Recently, I was honored to be invited to be an ambassador for the Coeur Sports Team. As I have friended a lot of the girls on the team, I have been inspired by them. I admire their efforts, their outlook, their lifestyles. These girls are a force to be reckoned with and it is my honor to be amongst them. I am finding that I am learning more than ever what it is like to live with heart and courage. And so, it is with much heart and courage, that I speak out about weight. Gasp!
I stepped on the scale the other day. I weighed almost 130 pounds. I got off the scale and tried again. Those earrings were heavy, and we all know a watch can weigh a lot. And then there was the headband, which I'm sure when drenched in sweat could really pack on the pounds. But despite my best efforts, the scale still told the truth. And I was offended. I took a look in the mirror and realized that I no longer had my Ironman body. My Ironman body weighed 120-125. This body just wouldn't do. I resolved to change it. Immediately. Back to 125, STAT!
But being the introvert that I am, I also started questioning this idea. And over the next few days, the fact that I was so upset with this number on a scale started to weigh on me(pun intended). Why was this number so important? Why was I being so harsh? Why was I judging myself on a number that represents nothing to anyone? And more than that, do I think I am worth more to myself and others if I weigh a certain number?
I've tried to pride myself on the fact that I don't judge. I'm a strong believer that everyone has their own unique journey that I have no say in. It's not my business, and I'm not here to invest my energy in what other's feel is right for them. But why then, am I so open to judge myself? I would never go to the gym and see a girl working out and think, "Man, she is overweight." I would never watch a cyclist in my class and say, "She would be so much better if she could just tone up." And I would never, ever, get upset with another person for a number on a freaking scale! I've never once looked at someone and thought they were better or worse for what they weighed. But there I was the other day, self-talking myself in to less of a woman. It is so unacceptable. And it's negative, demeaning and wrong. And it's going to change.
I don't know why as women we feel the need to reach a certain number. I don't know why we feel better or worse if we can reach a goal of a number, on an inanimate object, that poses no actual measure of who you are. As if you at 120 are a great person, but at 130 you hold little value to the human race. It's actually really pathetic, sad, and petty. Ladies, we are more that that.
The truth is, we will not win or lose a race based on what we weigh. We will not be perceived as better or worse because of the size of our jeans. People will not like us because we are 10 or 20 pounds heavier or lighter than what we perceive as an ideal weight. We will not inspire others because of what the scale says. Our loved ones will not love us more or less based on our BMI. We will not touch the world more because we lost ten pounds. And at the end of this life, there is no Biggest Loser weigh-in that determines our fate. Can you imagine standing at the Gates of Heaven, and G-d saying, "You managed to reach your goal weight of 125. You may now enter heaven." The image makes me LOL.

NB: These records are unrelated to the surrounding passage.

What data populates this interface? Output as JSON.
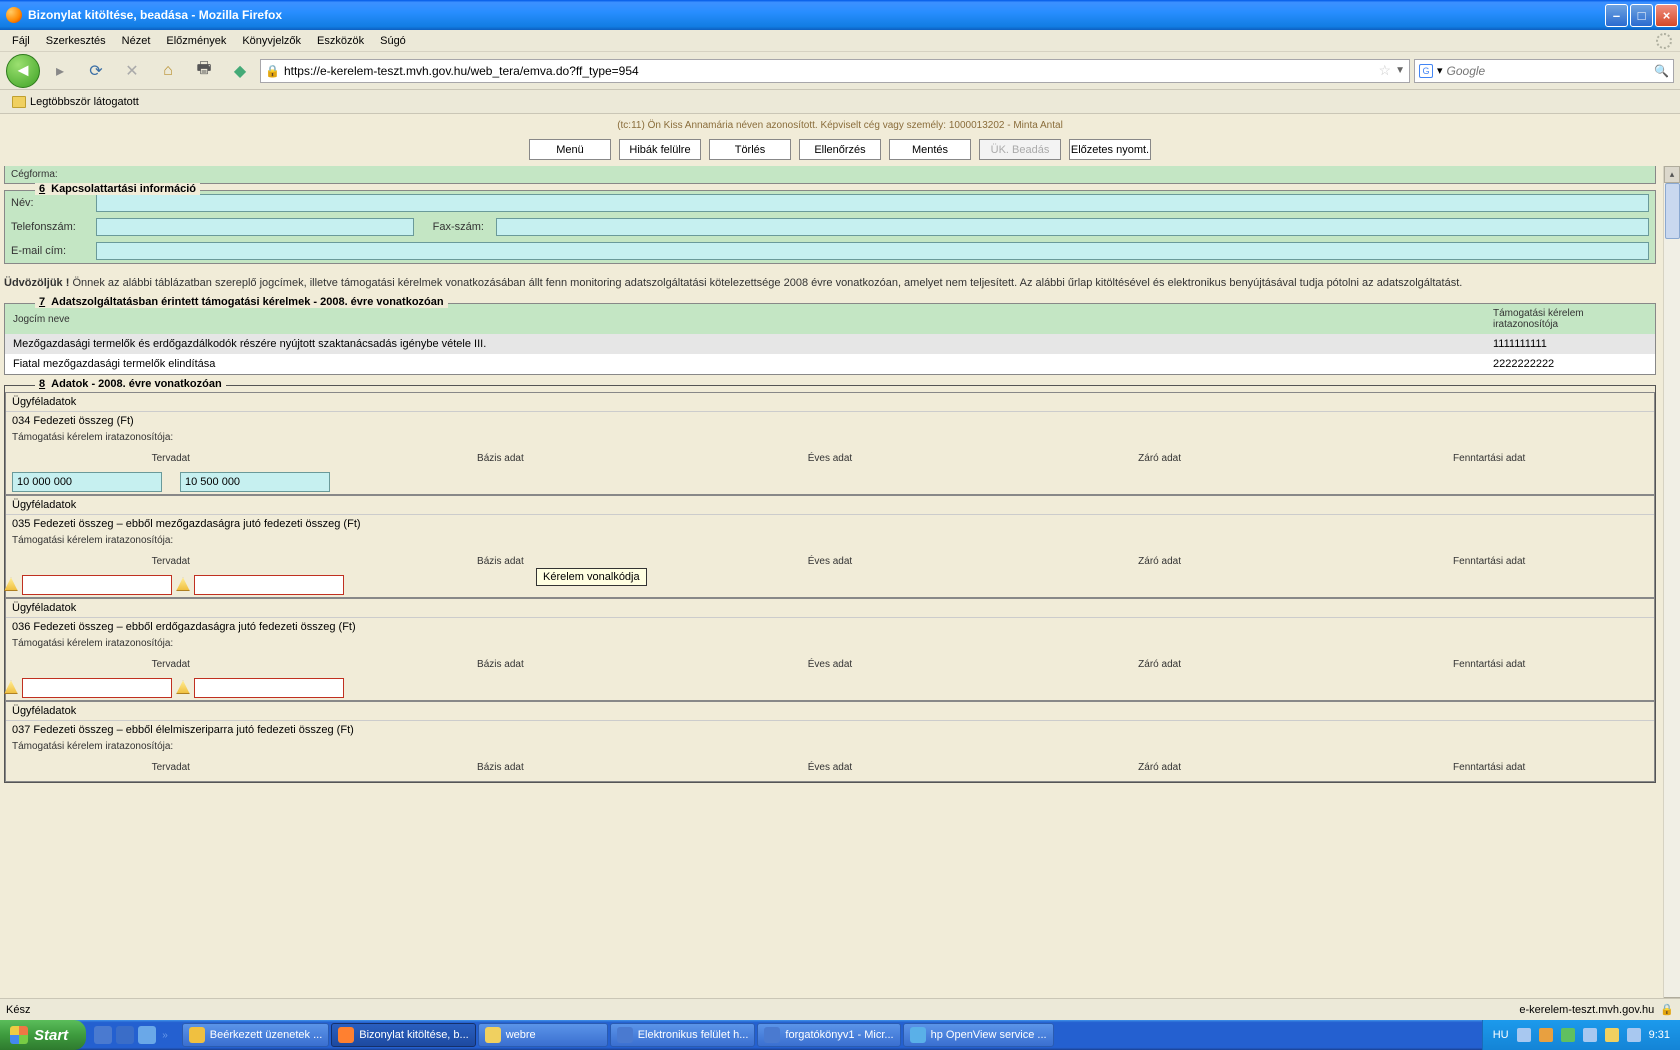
{
  "window": {
    "title": "Bizonylat kitöltése, beadása - Mozilla Firefox"
  },
  "menu": {
    "file": "Fájl",
    "edit": "Szerkesztés",
    "view": "Nézet",
    "history": "Előzmények",
    "bookmarks": "Könyvjelzők",
    "tools": "Eszközök",
    "help": "Súgó"
  },
  "url": "https://e-kerelem-teszt.mvh.gov.hu/web_tera/emva.do?ff_type=954",
  "search_placeholder": "Google",
  "bookmark": "Legtöbbször látogatott",
  "userinfo": "(tc:11) Ön Kiss Annamária néven azonosított.  Képviselt cég vagy személy: 1000013202 - Minta Antal",
  "buttons": {
    "menu": "Menü",
    "errors": "Hibák felülre",
    "delete": "Törlés",
    "check": "Ellenőrzés",
    "save": "Mentés",
    "submit": "ÜK. Beadás",
    "preview": "Előzetes nyomt."
  },
  "cegforma_label": "Cégforma:",
  "sec6": {
    "num": "6",
    "title": "Kapcsolattartási információ",
    "name": "Név:",
    "phone": "Telefonszám:",
    "fax": "Fax-szám:",
    "email": "E-mail cím:"
  },
  "welcome1": "Üdvözöljük !",
  "welcome2": "Önnek az alábbi táblázatban szereplő jogcímek, illetve támogatási kérelmek vonatkozásában állt fenn monitoring adatszolgáltatási kötelezettsége 2008 évre vonatkozóan, amelyet nem teljesített. Az alábbi űrlap kitöltésével és elektronikus benyújtásával tudja pótolni az adatszolgáltatást.",
  "sec7": {
    "num": "7",
    "title": "Adatszolgáltatásban érintett támogatási kérelmek - 2008. évre vonatkozóan",
    "h1": "Jogcím neve",
    "h2": "Támogatási kérelem iratazonosítója",
    "r1c1": "Mezőgazdasági termelők és erdőgazdálkodók részére nyújtott szaktanácsadás igénybe vétele III.",
    "r1c2": "1111111111",
    "r2c1": "Fiatal mezőgazdasági termelők elindítása",
    "r2c2": "2222222222"
  },
  "sec8": {
    "num": "8",
    "title": "Adatok - 2008. évre vonatkozóan"
  },
  "cols": {
    "terv": "Tervadat",
    "bazis": "Bázis adat",
    "eves": "Éves adat",
    "zaro": "Záró adat",
    "fenn": "Fenntartási adat"
  },
  "ugyfel": "Ügyféladatok",
  "note": "Támogatási kérelem iratazonosítója:",
  "b034": {
    "t": "034  Fedezeti összeg (Ft)",
    "v1": "10 000 000",
    "v2": "10 500 000"
  },
  "b035": {
    "t": "035  Fedezeti összeg – ebből mezőgazdaságra jutó fedezeti összeg (Ft)"
  },
  "b036": {
    "t": "036  Fedezeti összeg – ebből erdőgazdaságra jutó fedezeti összeg (Ft)"
  },
  "b037": {
    "t": "037  Fedezeti összeg – ebből  élelmiszeriparra jutó fedezeti összeg (Ft)"
  },
  "tooltip": "Kérelem vonalkódja",
  "status": {
    "ready": "Kész",
    "domain": "e-kerelem-teszt.mvh.gov.hu"
  },
  "taskbar": {
    "start": "Start",
    "t1": "Beérkezett üzenetek ...",
    "t2": "Bizonylat kitöltése, b...",
    "t3": "webre",
    "t4": "Elektronikus felület h...",
    "t5": "forgatókönyv1 - Micr...",
    "t6": "hp OpenView service ...",
    "lang": "HU",
    "time": "9:31"
  }
}
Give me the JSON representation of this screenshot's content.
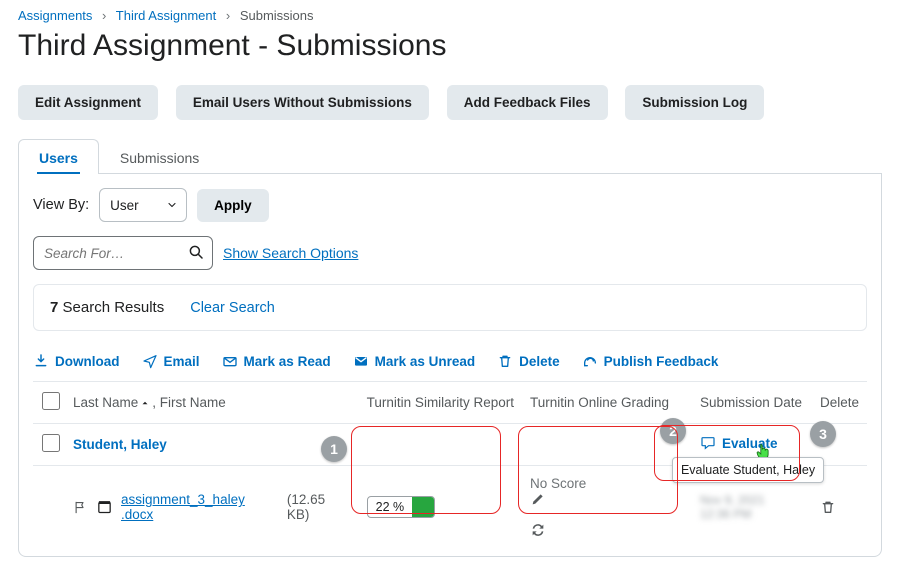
{
  "breadcrumb": {
    "assignments": "Assignments",
    "third": "Third Assignment",
    "current": "Submissions"
  },
  "page_title": "Third Assignment - Submissions",
  "buttons": {
    "edit": "Edit Assignment",
    "email_without": "Email Users Without Submissions",
    "add_feedback": "Add Feedback Files",
    "submission_log": "Submission Log"
  },
  "tabs": {
    "users": "Users",
    "submissions": "Submissions"
  },
  "viewby": {
    "label": "View By:",
    "value": "User",
    "apply": "Apply"
  },
  "search": {
    "placeholder": "Search For…",
    "show_options": "Show Search Options"
  },
  "results": {
    "count": "7",
    "label": "Search Results",
    "clear": "Clear Search"
  },
  "actions": {
    "download": "Download",
    "email": "Email",
    "mark_read": "Mark as Read",
    "mark_unread": "Mark as Unread",
    "delete": "Delete",
    "publish": "Publish Feedback"
  },
  "table": {
    "headers": {
      "name": "Last Name",
      "name_suffix": ", First Name",
      "similarity": "Turnitin Similarity Report",
      "online_grading": "Turnitin Online Grading",
      "submission_date": "Submission Date",
      "delete": "Delete"
    },
    "student": {
      "display": "Student, Haley",
      "tooltip": "Evaluate Student, Haley"
    },
    "file": {
      "name": "assignment_3_haley .docx",
      "size": "(12.65 KB)"
    },
    "similarity": {
      "value": "22 %"
    },
    "online_grading": {
      "no_score": "No Score"
    },
    "evaluate": "Evaluate"
  },
  "annotations": {
    "a1": "1",
    "a2": "2",
    "a3": "3"
  }
}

Maybe I'll end up losing weight. Maybe I'll stay the same. But to focus on something so irrelevant really takes away the energy I could be using to actually make the world a better place. And I'm more than that. I think we all are. We spend infinite hours training our bodies, fueling ourselves in an effort to reach greatness, and training our minds to endure the pain that we put on our plates. But we are missing something. We are missing out on training our minds to love who we are. For exactly WHO we are. And WHO you are will never, ever, be determined by a number on a scale.
So let's ditch the scales and invest in something that really matters. YOU.
This is so great!!!! I have been trying to weigh myself less often and just focus on eating healthy and my training performance. If something upsets my stomach while training, its probably not good to eat! I'm heavier too than I was last year, yet when I look at my times from training (I log everything, that's probably a whole different OCD topic) and I AM faster than last year, so losing weight may not be the answer!